Your business resources are invisible with no internet-facing gateway, with the obvious exception of those who have access to the network. Split tunneling always ensures defined business traffic passes through Twingate, regardless of where you are — on hotel WiFi, a cafe, or at home.
I contacted Twingate to confirm the type of encryption used. While data is being transferred, it is secured via SSL/TLS. When the data is at rest, it is protected by Google cloud services featuring AES-256 encryption, with symmetric keys. Data keys are encrypted using a regularly changed master key, stored in a secure keystore.
You might miss certain features associated with standard business VPNs, like a kill-switch to ensure that everything goes through an encrypted tunnel without exception. With Twingate, it’s down to the business to decide what does. There might be a business need to routinely change IP addresses to certain locations, too.
Privacy — Collects Data but Separates Personal Traffic
Twingate does collect some of your information. Mostly this is standard information needed to set up your account, or for diagnostic purposes.
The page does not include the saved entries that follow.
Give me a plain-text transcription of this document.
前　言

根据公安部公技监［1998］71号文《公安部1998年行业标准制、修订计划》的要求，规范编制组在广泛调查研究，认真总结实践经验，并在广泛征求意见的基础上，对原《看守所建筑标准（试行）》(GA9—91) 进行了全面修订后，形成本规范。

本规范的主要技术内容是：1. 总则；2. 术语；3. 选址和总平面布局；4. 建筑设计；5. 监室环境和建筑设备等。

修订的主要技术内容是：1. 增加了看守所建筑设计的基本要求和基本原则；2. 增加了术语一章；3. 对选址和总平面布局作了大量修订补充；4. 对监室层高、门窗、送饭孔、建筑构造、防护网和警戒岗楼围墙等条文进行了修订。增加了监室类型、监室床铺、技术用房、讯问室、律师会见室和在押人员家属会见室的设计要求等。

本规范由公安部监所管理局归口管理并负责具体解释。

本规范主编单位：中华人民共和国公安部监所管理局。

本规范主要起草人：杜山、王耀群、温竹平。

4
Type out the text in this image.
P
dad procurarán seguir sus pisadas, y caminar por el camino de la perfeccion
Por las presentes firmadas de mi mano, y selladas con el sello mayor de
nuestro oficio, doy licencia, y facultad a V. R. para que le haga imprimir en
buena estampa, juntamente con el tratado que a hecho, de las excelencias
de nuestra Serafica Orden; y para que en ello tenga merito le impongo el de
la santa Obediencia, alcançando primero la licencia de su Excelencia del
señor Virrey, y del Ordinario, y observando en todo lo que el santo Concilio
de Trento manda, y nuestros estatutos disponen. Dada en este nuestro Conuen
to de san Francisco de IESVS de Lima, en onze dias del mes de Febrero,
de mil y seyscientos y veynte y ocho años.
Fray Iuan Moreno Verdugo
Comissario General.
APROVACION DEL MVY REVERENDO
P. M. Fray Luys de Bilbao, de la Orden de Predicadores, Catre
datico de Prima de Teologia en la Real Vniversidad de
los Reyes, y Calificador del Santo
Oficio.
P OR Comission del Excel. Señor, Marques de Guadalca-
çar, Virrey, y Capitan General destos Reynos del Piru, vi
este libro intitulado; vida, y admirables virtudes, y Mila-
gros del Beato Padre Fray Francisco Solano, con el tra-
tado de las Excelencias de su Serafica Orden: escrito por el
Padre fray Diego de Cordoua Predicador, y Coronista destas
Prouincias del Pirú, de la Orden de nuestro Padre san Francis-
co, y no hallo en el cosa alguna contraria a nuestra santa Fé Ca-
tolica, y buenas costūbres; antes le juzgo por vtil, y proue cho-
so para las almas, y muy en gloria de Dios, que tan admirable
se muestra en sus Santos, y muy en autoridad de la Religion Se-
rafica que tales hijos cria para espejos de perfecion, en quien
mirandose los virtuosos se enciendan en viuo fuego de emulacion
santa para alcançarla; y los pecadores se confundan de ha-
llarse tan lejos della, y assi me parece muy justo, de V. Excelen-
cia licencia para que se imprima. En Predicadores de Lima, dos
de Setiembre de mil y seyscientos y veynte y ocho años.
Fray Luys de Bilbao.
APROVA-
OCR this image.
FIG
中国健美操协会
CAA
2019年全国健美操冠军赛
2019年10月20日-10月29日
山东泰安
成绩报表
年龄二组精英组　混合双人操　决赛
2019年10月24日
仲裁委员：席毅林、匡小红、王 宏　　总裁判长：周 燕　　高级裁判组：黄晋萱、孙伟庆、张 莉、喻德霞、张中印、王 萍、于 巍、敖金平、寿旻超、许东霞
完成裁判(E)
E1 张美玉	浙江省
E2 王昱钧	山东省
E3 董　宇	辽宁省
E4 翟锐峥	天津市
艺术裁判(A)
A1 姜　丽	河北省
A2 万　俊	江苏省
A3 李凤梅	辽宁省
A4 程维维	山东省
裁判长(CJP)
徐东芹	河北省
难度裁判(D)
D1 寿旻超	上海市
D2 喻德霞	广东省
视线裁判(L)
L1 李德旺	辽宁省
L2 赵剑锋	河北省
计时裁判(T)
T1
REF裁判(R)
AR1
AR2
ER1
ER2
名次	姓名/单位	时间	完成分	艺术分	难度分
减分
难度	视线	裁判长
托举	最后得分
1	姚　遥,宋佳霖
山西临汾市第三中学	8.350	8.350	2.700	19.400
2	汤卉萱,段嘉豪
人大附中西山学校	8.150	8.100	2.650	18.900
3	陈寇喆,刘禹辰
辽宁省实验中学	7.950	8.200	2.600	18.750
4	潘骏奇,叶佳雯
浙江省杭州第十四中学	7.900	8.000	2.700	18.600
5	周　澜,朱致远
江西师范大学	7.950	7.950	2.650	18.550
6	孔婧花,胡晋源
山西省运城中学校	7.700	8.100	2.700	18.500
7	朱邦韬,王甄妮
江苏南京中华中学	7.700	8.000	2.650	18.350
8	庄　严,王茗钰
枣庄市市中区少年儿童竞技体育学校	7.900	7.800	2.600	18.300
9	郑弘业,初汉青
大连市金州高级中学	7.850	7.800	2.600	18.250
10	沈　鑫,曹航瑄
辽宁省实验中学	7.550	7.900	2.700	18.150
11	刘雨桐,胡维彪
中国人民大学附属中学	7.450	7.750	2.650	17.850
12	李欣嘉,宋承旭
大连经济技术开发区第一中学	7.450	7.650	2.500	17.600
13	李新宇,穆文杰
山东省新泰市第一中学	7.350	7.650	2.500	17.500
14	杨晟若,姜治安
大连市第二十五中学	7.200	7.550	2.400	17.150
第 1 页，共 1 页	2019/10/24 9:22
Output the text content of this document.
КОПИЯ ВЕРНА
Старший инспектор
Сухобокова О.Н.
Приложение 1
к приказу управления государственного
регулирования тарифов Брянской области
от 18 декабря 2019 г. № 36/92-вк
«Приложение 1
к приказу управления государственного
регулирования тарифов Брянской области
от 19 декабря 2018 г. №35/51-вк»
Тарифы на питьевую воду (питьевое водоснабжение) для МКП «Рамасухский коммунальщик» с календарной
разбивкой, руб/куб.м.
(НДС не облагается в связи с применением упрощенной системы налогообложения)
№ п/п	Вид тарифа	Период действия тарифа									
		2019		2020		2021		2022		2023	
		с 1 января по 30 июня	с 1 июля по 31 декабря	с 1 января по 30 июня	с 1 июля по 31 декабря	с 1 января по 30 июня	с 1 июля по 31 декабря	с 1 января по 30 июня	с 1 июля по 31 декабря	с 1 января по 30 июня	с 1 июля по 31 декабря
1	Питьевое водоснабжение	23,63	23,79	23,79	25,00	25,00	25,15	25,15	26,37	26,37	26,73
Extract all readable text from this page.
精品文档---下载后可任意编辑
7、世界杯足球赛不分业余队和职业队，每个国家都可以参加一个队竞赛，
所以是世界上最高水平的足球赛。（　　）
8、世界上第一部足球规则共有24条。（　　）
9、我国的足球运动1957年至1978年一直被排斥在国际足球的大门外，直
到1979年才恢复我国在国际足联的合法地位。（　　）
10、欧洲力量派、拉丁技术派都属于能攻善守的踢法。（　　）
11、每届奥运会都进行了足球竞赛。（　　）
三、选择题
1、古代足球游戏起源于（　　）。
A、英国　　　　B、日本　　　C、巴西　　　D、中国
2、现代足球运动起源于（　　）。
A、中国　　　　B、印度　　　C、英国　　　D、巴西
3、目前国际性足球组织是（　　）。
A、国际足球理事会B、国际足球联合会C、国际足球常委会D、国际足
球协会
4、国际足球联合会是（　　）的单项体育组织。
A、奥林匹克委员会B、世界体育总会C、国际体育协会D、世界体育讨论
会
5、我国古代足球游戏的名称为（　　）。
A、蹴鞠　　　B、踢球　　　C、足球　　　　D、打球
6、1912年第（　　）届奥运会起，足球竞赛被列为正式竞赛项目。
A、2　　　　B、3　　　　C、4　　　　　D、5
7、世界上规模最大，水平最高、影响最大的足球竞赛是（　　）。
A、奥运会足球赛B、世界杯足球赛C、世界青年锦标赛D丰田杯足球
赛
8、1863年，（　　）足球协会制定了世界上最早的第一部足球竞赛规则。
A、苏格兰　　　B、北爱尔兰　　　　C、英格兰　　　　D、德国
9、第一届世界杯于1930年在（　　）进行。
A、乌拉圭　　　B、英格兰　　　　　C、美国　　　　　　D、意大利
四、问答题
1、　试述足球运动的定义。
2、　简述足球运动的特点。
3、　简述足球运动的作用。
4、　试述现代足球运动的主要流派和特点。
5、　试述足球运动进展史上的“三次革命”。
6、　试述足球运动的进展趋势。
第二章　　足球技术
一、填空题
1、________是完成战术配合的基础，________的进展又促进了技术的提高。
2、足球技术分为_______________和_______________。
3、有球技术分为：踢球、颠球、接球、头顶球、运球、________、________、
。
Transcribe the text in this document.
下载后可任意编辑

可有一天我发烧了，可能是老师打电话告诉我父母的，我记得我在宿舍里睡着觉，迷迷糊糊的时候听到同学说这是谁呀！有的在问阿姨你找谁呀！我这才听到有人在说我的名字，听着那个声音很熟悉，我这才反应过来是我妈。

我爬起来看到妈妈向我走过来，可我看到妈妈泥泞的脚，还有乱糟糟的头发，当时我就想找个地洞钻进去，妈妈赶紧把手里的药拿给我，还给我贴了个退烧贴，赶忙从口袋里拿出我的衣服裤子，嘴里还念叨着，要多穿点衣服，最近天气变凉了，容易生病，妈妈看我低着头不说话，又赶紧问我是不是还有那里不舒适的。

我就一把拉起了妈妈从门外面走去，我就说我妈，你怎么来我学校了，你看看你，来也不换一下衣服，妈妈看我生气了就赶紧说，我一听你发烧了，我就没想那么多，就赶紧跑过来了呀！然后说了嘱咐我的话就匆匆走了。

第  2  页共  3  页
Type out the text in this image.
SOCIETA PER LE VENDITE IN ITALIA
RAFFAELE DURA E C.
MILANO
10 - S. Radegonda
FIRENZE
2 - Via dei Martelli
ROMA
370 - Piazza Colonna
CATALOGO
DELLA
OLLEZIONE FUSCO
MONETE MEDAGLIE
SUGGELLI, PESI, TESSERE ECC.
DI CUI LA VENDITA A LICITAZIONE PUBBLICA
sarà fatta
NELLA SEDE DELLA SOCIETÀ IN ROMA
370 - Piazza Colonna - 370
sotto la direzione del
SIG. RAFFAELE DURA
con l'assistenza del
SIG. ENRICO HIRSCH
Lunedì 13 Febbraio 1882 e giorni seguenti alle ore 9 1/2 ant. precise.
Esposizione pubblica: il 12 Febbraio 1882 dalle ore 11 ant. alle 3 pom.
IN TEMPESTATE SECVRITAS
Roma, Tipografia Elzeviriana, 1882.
Some of it is voluntary but the ways that Twingate might use it is spelled out clearly in the privacy policy.
You can find the privacy policy easily and it spells out what happens to your data
Considering Twingate’s many integrations, it’s important to mention that it will also receive information from the 3rd party apps you may be using with it. However, it can’t read data that’s not routed through it. This means that it won’t log any of your usual personal traffic, such as video calls and instant messages.
However, it is based in the US which is a member of the 5 Eyes Alliance. Although Twingate says it will fight any demands for your data, this does mean that your data could potentially be claimed by any member countries. If this is a concern, take a look at these standard VPNs with solid privacy policies.
Does Twingate Work in China? Yes
Twingate support confirmed that it will work in China. This is good news if you have employees located there that need to access essential business resources. It will be as if they’re in the office as usual.
Get Started With Twingate Today!
Simultaneous Device Connections — Unlimited Depending on Plan
The basic plan allows up to 5 simultaneous device connections. This is per user, and allows up to 50 users. The business plan lets you increase the number of users to 150 though the device limit stays at 5.
However, if you need more than this you can choose the bespoke enterprise account which allows unlimited device connections (as well as unlimited users).
Device Compatibility — Works with all Major Platforms
Twingate works with all the most popular platforms, including Windows, Mac, Android, iOS, Linux, and Chrome OS.